Sarah terus mencoba mengingat sosok yang saat telah berdiri, lalu mulai berjalan mendekatinya. Dari kantong celana pria itu terlihat ia keluarkan sesuatu.
“Kendine iyi bak ve gelmemi bekle,” ucapnya sembari memperlihatkan benda dalam genggaman ke arah Sarah.
Gadis itu mengernyitkan dahi. Ia merasa bingung dengan kalimat yang diucapkan oleh si Lelaki gagah. Manik mata Sarah turun ke arah genggaman tangan pria itu, dilihatnya kaca mata lensa bening dengan gagang berwarna hitam tebal yang biasa dikenakan oleh Roberto.
“Ini punya Roberto ‘kan?” tanya Sarah, berkali-kali menatap secara bergantian pada kaca mata dan juga pria di hadapan.
Lelaki itu mengangguk. “Iya ini punya Roberto.” Kemudian bibirnya membentuk lengkungan tipis.
Mata Sarah nyalang. Entah kenapa, ia jadi memikirkan hal yang tidak-tidak. “Apa yang terjadi dengan Roberto?” Gadis itu bahkan terlihat khawatir. “Ucapan dalam bahasa asing yang kamu katakan tadi, sama dengan yang ditulis Roberto di kertas itu. Apa artinya?” Sarah menambahkan. Ia langsung saja teringat dengan tulisann mahasiswa uniknya itu.
Pria itu masih saja tersenyum. “Ini tugasmu, mencari jawabannya sendiri.” Ia lantas memutar kepala ke arah mama dan papa Sarah yang juga ikut berdiri, sembari melempar senyum bahagia ke arah mereka.
Sarah langsung menggeleng. “Enggak, katakan aja apa susahnya?” Pikiran gadis itu sedang berkecamuk, tidak bisa fokus memikirkan apa pun sekarang. Ia sendiri tidak mengerti, entah sejak kapan mulai mengkhawatirkan Roberto. Bukankah pria unik dengan dandanan tahun tujuh puluhan, plus minatnya pada segala sesuatu yang berbau legenda dan kuno itu sangat menyebalkan. Seringkali membuatnya naik darah dan uring-uringan tidak jelas.
“Katakan, apa yang terjadi dengan Roberto? Kenapa kaca matanya ada sama kamu?” Sorot mata Sarah semakin menajam. Netra itu pun sudah memerah, seakan tak kuasa menahan hangatnya air yang menumpuk di pelupuk mata.
Pria di hadapan masih tidak menjawab. Ia terus saja bergeming sambil menimang-nimang kaca mata mahasiswa unik Sarah itu.
“Kenapa kamu diam aja? Katakan, apa yang terjadi?” Gadis itu meraih bagian dada kemeja yang dikenakan si Pria, lalu menariknya berkali-kali. Sarah sangat geram dengan tanya yang tak juga dijawab. Satu tetes air berhasil lolos dari pertahanan.
“Sarah. Apa-apaan kamu?” Bu Ayusita segera mendekat, lalu melepaskan tangan Sarah dari kemeja lelaki gagah di hadapan.

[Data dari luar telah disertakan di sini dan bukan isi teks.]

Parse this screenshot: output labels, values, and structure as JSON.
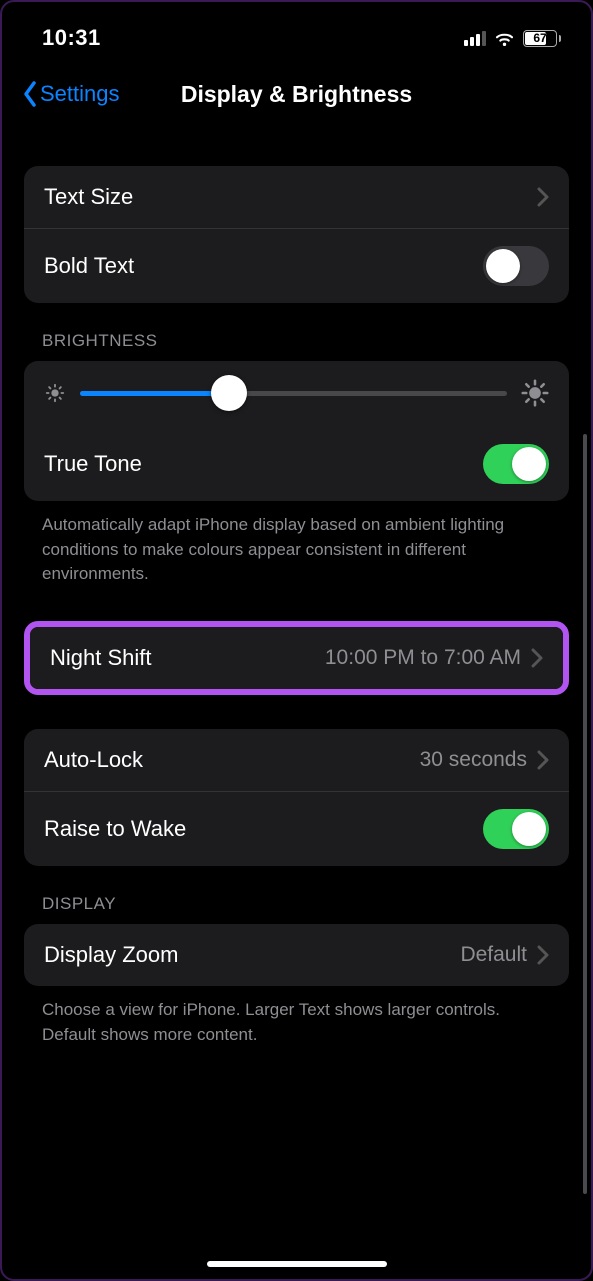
{
  "status": {
    "time": "10:31",
    "battery_pct": "67"
  },
  "nav": {
    "back_label": "Settings",
    "title": "Display & Brightness"
  },
  "text_group": {
    "text_size": "Text Size",
    "bold_text": "Bold Text"
  },
  "brightness": {
    "header": "BRIGHTNESS",
    "true_tone": "True Tone",
    "footer": "Automatically adapt iPhone display based on ambient lighting conditions to make colours appear consistent in different environments."
  },
  "night_shift": {
    "label": "Night Shift",
    "value": "10:00 PM to 7:00 AM"
  },
  "lock_group": {
    "auto_lock": "Auto-Lock",
    "auto_lock_value": "30 seconds",
    "raise_to_wake": "Raise to Wake"
  },
  "display": {
    "header": "DISPLAY",
    "display_zoom": "Display Zoom",
    "display_zoom_value": "Default",
    "footer": "Choose a view for iPhone. Larger Text shows larger controls. Default shows more content."
  }
}
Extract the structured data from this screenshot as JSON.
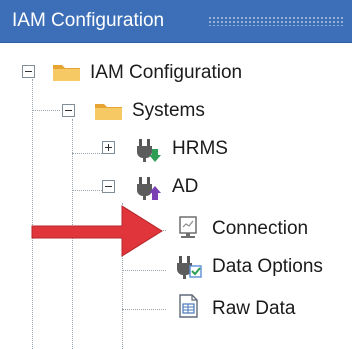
{
  "window": {
    "title": "IAM Configuration"
  },
  "tree": {
    "root": {
      "label": "IAM Configuration",
      "icon": "folder-icon",
      "expanded": true
    },
    "systems": {
      "label": "Systems",
      "icon": "folder-icon",
      "expanded": true
    },
    "hrms": {
      "label": "HRMS",
      "icon": "plug-down-icon",
      "expanded": false
    },
    "ad": {
      "label": "AD",
      "icon": "plug-up-icon",
      "expanded": true
    },
    "connection": {
      "label": "Connection",
      "icon": "connection-monitor-icon"
    },
    "data_options": {
      "label": "Data Options",
      "icon": "plug-check-icon"
    },
    "raw_data": {
      "label": "Raw Data",
      "icon": "raw-data-doc-icon"
    }
  },
  "annotation": {
    "icon": "red-arrow-icon",
    "color": "#e0353b"
  },
  "colors": {
    "titlebar": "#3c6fb7",
    "folder": "#f0b84a",
    "accent_green": "#2f9e55",
    "accent_purple": "#7b3fb4"
  }
}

“Mama tahu. Kaca mata itu adalah milik salah satu mahasiswa Sarah. Dia sangat unik, tetapi paling perhatian kepada Sarah.” Bungsu dua bersaudara dari pasangan Darta dan Ayusita ini menatap ibunya sambil berurai air mata. Membuat orang yang hadir di ruangan itu heran dengan sikap yang ditunjukkan olehnya.
“Ada apa dengan Roberto? Kenapa kamu sampai menangisinya seperti ini?” tanya Bu Ayusita sambil memegang kedua bahu Sarah. Sementara gadis itu menunduk, ia tak kalah bingung dengan apa yang dirasakan saat ini.

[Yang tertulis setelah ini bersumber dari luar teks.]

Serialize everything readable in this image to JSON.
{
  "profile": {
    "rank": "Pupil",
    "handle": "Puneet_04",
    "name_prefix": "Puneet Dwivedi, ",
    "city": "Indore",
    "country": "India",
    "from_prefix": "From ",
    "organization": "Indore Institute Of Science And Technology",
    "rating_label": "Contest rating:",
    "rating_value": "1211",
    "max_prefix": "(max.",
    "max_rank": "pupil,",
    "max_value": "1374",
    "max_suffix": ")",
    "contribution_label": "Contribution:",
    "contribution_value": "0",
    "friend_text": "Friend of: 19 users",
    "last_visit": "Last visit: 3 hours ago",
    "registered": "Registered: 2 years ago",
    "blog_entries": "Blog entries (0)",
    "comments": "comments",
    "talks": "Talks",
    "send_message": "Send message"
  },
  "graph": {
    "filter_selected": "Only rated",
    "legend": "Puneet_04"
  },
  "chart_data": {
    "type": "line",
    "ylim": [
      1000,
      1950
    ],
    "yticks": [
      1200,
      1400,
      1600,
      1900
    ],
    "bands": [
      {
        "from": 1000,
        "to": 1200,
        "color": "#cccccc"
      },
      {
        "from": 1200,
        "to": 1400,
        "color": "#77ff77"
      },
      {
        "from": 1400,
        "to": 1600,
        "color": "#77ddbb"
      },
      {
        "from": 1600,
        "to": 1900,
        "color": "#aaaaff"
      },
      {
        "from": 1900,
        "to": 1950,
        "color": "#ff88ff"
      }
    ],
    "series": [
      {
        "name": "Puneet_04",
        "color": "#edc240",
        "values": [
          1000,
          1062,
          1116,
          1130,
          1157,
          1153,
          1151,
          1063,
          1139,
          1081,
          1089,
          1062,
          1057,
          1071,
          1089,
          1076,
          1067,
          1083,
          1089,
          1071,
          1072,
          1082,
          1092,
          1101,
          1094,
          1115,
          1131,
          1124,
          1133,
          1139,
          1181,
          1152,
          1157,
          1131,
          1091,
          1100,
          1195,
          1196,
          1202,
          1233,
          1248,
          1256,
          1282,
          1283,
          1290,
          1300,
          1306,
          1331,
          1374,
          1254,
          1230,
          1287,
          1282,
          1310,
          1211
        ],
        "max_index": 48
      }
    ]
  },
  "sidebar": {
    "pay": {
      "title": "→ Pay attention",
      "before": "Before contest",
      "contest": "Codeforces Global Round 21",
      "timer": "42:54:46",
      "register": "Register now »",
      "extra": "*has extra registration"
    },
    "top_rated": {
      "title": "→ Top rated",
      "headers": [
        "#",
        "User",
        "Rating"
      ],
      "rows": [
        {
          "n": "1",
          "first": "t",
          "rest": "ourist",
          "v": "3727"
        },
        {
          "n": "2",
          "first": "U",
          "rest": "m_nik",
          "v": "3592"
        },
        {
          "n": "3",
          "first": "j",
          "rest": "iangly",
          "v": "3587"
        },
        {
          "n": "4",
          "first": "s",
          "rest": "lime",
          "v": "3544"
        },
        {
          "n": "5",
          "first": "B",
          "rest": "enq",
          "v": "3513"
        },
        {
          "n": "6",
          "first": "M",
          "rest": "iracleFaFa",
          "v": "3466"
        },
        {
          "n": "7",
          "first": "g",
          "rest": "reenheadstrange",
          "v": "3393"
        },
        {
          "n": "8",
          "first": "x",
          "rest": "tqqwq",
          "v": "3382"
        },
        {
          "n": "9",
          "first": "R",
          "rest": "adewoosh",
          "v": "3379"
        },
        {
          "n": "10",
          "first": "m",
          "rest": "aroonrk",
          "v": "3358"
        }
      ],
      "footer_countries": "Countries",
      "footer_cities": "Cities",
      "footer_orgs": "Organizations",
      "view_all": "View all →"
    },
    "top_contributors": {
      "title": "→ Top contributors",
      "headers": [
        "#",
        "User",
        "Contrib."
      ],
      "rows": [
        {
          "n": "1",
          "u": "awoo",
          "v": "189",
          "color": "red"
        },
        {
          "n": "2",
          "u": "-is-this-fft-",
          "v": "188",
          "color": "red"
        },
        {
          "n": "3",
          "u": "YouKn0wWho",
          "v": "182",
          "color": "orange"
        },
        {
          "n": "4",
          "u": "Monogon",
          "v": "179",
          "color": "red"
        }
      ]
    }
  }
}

“Entahlah.” Sarah bergumam sembari menggelengkan kepala berkali-kali.
Tak lama, lelaki gagah tadi memegang lengan Bu Ayusita lembut, lalu mengangguk. Ia menggantikan posisi berdiri mama Sarah yang beranjak ke sebelah.
“Roberto itu adalah saya.”
Jawaban dari pria itu membuat Sarah tersentak, mengangkat wajah, lalu menatapnya dengan sorot tak percaya. “Terima kasih sudah peduli, Bu Sarah.”

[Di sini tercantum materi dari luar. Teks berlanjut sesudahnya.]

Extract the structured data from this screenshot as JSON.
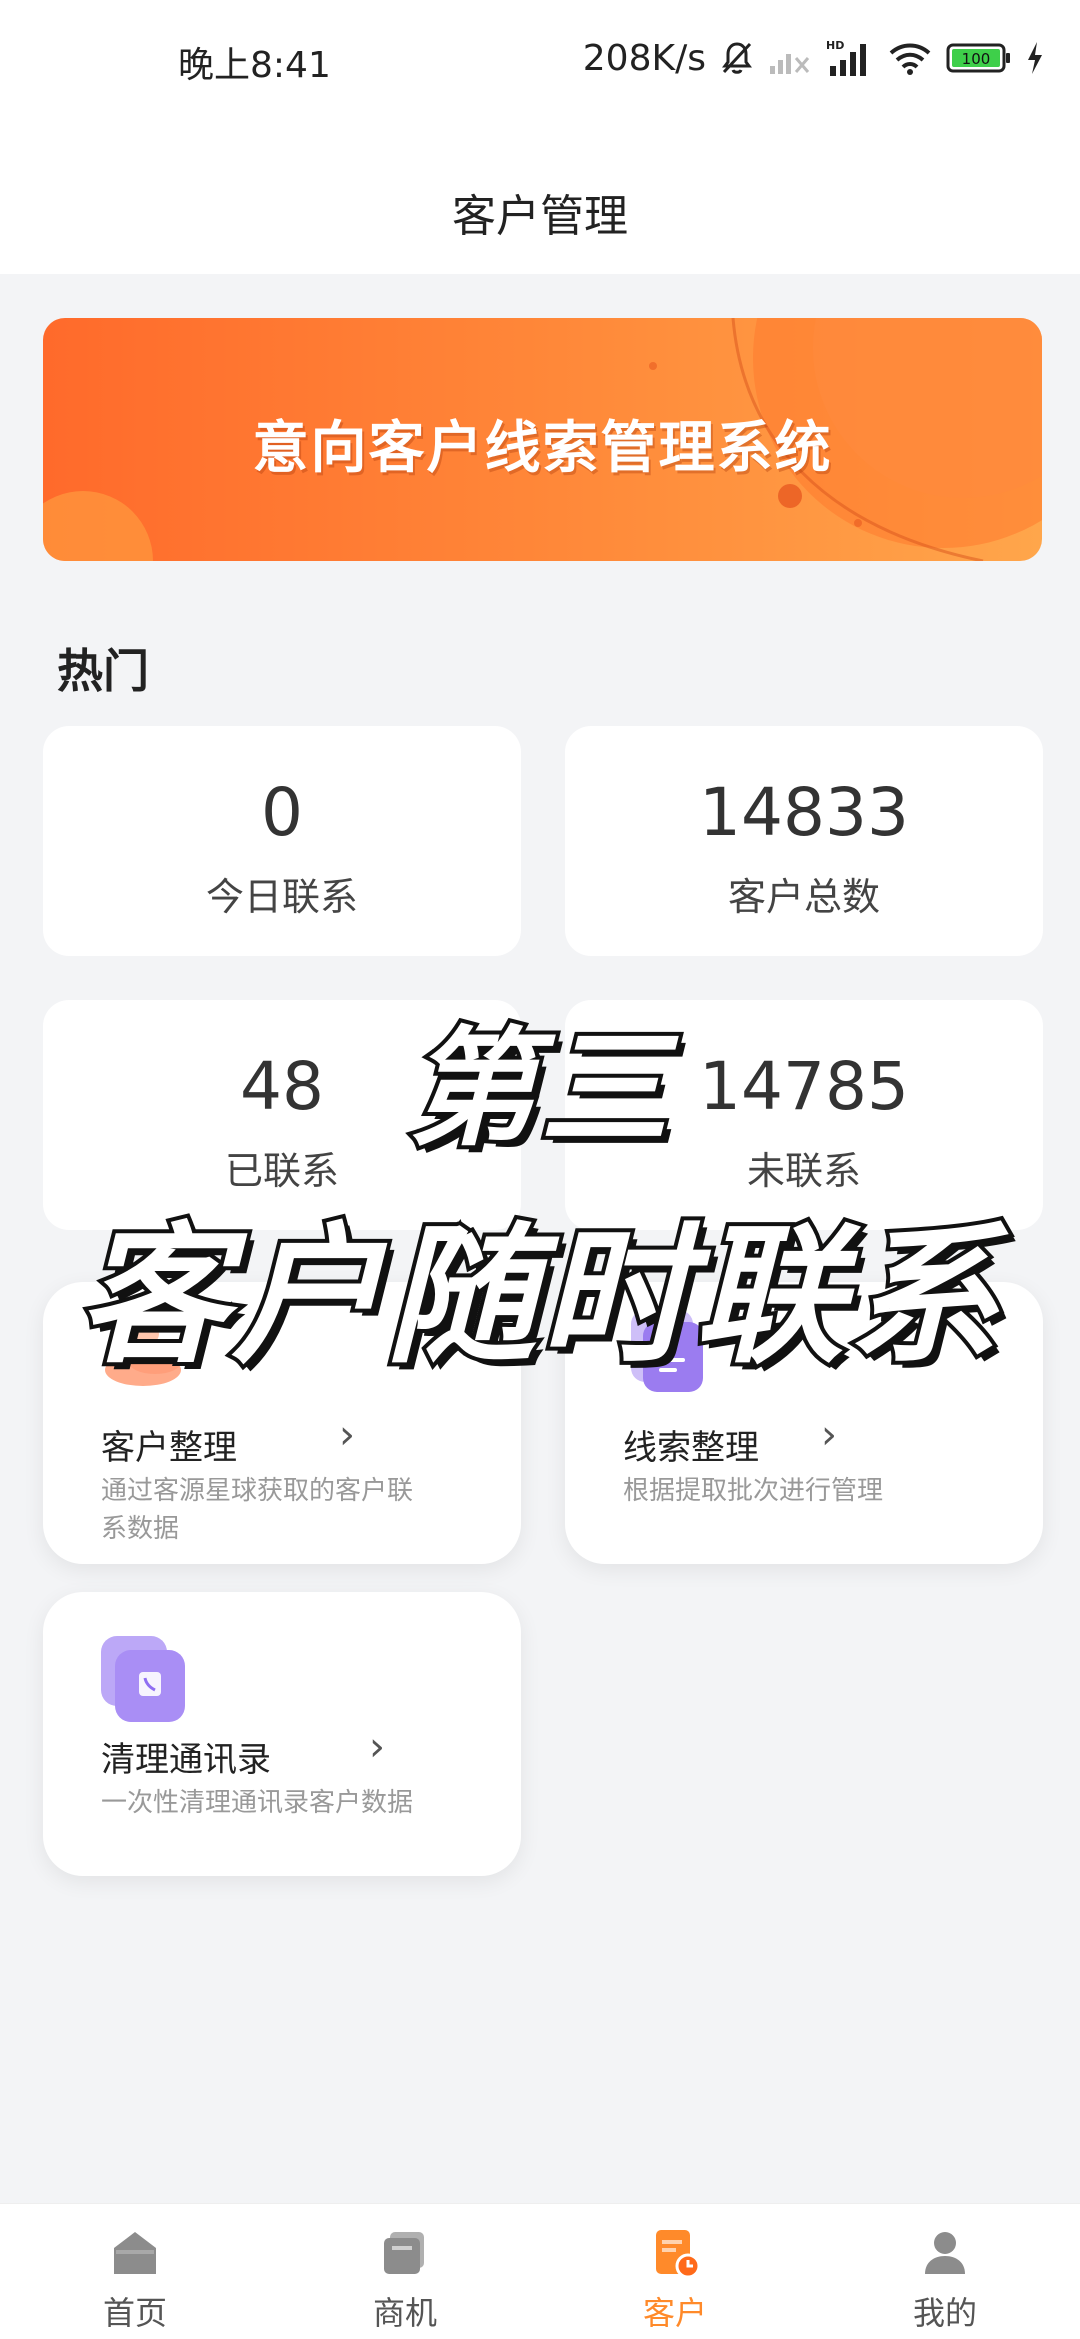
{
  "status_bar": {
    "time": "晚上8:41",
    "net_speed": "208K/s",
    "battery": "100"
  },
  "header": {
    "title": "客户管理"
  },
  "banner": {
    "text": "意向客户线索管理系统"
  },
  "hot": {
    "title": "热门",
    "stats": [
      {
        "value": "0",
        "label": "今日联系"
      },
      {
        "value": "14833",
        "label": "客户总数"
      },
      {
        "value": "48",
        "label": "已联系"
      },
      {
        "value": "14785",
        "label": "未联系"
      }
    ]
  },
  "features": [
    {
      "title": "客户整理",
      "desc": "通过客源星球获取的客户联系数据",
      "icon": "people-icon"
    },
    {
      "title": "线索整理",
      "desc": "根据提取批次进行管理",
      "icon": "document-icon"
    },
    {
      "title": "清理通讯录",
      "desc": "一次性清理通讯录客户数据",
      "icon": "contacts-icon"
    }
  ],
  "overlay": {
    "line1": "第三",
    "line2": "客户随时联系"
  },
  "bottom_nav": [
    {
      "label": "首页",
      "icon": "home-icon",
      "active": false
    },
    {
      "label": "商机",
      "icon": "opportunity-icon",
      "active": false
    },
    {
      "label": "客户",
      "icon": "customer-icon",
      "active": true
    },
    {
      "label": "我的",
      "icon": "profile-icon",
      "active": false
    }
  ],
  "colors": {
    "accent": "#ff8a2a",
    "banner_start": "#ff6a2b",
    "banner_end": "#ffa64b",
    "page_bg": "#f3f4f6"
  }
}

“Jangan mengarang kamu. Suaranya tidak seperti ini. Kalian bukan orang yang sama.”
Lelaki itu kemudian berdehem, lantas mengucapkan kalimat asing itu kembali. Seketika Sarah pun menganga. Ia sangat yakin, jika suara tadi memang benar-benar milik Roberto, terdengar lebih berat.
“Siapa kamu sebenarnya?” tanya gadis itu sembari menghapus sisa air mata di pipi.